With Clifford’s selection, one of those schools is now the Maurer School of Law.
Nominated by Professor Gabe Goodwin and encouraged to apply by Professor Dan Cole, Clifford will use the fellowship to study the political and legal theory of the Anti-Federalists.
“In my research I will explore what the Anti-Federalists had to say about complex governance, the rule of experts, the size of republics, and finally, the problem of perpetuating good institutions,” Clifford said.
Named after the late Nobel Laureate Elinor “Lin” Ostrom and her husband Vincent, their namesake workshop formally began as The Center in Political Theory and Policy Analysis a half-century ago. The Ostroms believed ideas and theories must be considered through the lens of experience—that the critical connection is between ideas and what gets done. The Workshop has become the epicenter of commons governance, with research affiliates from around the nation and the world, Castle said. Current research has expanded from studying water and forestry governance, to opera sustainability and space governance.

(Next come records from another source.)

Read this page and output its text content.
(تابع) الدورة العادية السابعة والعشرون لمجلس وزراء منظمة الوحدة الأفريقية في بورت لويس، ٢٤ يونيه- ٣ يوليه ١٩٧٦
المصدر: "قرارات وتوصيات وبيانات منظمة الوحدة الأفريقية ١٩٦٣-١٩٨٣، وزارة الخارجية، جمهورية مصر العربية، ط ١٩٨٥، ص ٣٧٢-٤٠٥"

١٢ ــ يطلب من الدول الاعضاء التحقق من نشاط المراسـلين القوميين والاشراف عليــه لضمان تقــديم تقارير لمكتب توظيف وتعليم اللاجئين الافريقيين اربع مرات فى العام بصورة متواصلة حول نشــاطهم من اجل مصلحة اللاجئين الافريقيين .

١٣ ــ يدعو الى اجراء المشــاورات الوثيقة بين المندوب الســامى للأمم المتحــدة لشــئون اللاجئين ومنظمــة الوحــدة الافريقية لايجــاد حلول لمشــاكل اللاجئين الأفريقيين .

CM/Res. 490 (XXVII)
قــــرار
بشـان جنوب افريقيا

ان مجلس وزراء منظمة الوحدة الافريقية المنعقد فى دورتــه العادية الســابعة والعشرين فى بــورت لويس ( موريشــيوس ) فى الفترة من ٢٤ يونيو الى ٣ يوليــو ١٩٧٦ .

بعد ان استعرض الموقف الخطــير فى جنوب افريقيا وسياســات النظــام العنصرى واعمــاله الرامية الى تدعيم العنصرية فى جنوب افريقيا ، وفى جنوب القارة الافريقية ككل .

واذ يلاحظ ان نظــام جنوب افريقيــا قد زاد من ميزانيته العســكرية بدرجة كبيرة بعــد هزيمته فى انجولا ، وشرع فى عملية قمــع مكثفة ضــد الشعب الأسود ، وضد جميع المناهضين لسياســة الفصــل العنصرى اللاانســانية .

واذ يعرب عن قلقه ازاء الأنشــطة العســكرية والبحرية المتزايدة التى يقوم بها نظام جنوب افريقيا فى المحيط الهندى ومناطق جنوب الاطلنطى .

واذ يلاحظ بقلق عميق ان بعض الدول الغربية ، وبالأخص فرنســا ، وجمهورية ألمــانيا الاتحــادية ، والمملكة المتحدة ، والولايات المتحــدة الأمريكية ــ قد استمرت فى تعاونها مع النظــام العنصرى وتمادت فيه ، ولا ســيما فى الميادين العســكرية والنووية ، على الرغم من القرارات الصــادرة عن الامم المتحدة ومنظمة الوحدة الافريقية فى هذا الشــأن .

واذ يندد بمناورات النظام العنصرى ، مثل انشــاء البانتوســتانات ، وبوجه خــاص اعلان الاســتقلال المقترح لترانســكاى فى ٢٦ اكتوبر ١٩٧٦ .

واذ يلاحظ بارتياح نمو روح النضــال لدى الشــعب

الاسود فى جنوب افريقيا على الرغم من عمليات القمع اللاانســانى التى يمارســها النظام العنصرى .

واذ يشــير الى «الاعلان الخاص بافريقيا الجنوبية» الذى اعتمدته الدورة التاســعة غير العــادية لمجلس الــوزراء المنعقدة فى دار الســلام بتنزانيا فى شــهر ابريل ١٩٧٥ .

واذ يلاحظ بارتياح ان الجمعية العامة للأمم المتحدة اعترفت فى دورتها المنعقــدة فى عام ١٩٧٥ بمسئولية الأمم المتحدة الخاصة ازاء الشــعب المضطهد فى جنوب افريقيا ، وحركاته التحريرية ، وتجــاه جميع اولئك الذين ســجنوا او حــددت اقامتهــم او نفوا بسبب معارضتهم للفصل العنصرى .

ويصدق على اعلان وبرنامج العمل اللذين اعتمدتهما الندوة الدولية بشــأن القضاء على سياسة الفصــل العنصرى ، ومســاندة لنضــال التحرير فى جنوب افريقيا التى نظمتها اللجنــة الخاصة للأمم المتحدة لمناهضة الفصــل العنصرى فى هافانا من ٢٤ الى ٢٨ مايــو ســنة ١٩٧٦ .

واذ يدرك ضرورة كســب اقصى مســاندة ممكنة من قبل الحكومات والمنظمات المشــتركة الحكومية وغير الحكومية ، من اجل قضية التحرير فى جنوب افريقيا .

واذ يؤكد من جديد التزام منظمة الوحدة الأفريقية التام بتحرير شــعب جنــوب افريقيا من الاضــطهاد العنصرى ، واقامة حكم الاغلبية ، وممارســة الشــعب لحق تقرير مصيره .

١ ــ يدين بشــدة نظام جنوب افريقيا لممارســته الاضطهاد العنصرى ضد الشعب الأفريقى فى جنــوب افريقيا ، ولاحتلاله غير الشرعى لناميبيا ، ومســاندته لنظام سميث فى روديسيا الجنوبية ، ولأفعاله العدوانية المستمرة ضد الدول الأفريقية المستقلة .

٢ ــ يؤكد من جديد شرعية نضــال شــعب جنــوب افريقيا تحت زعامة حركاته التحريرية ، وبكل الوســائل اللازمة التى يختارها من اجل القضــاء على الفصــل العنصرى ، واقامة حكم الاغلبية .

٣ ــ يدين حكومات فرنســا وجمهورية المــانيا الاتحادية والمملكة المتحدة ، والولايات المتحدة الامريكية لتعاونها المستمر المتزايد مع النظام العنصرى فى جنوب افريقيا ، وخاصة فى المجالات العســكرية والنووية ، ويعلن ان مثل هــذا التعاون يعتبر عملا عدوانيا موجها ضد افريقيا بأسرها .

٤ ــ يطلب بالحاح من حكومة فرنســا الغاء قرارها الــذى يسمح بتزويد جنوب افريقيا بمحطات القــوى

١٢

Ostrom Fellows participate in the Workshop’s fall semester seminar and a service-learning project as well as attend the year-long Colloquium and Research Series.
Clifford earned his undergraduate degree in Law and Public Policy from Indiana University in 2020 before enrolling in the Maurer School of Law.
Clifford is currently a judicial extern with the United States Court of Appeals for the Ninth Circuit.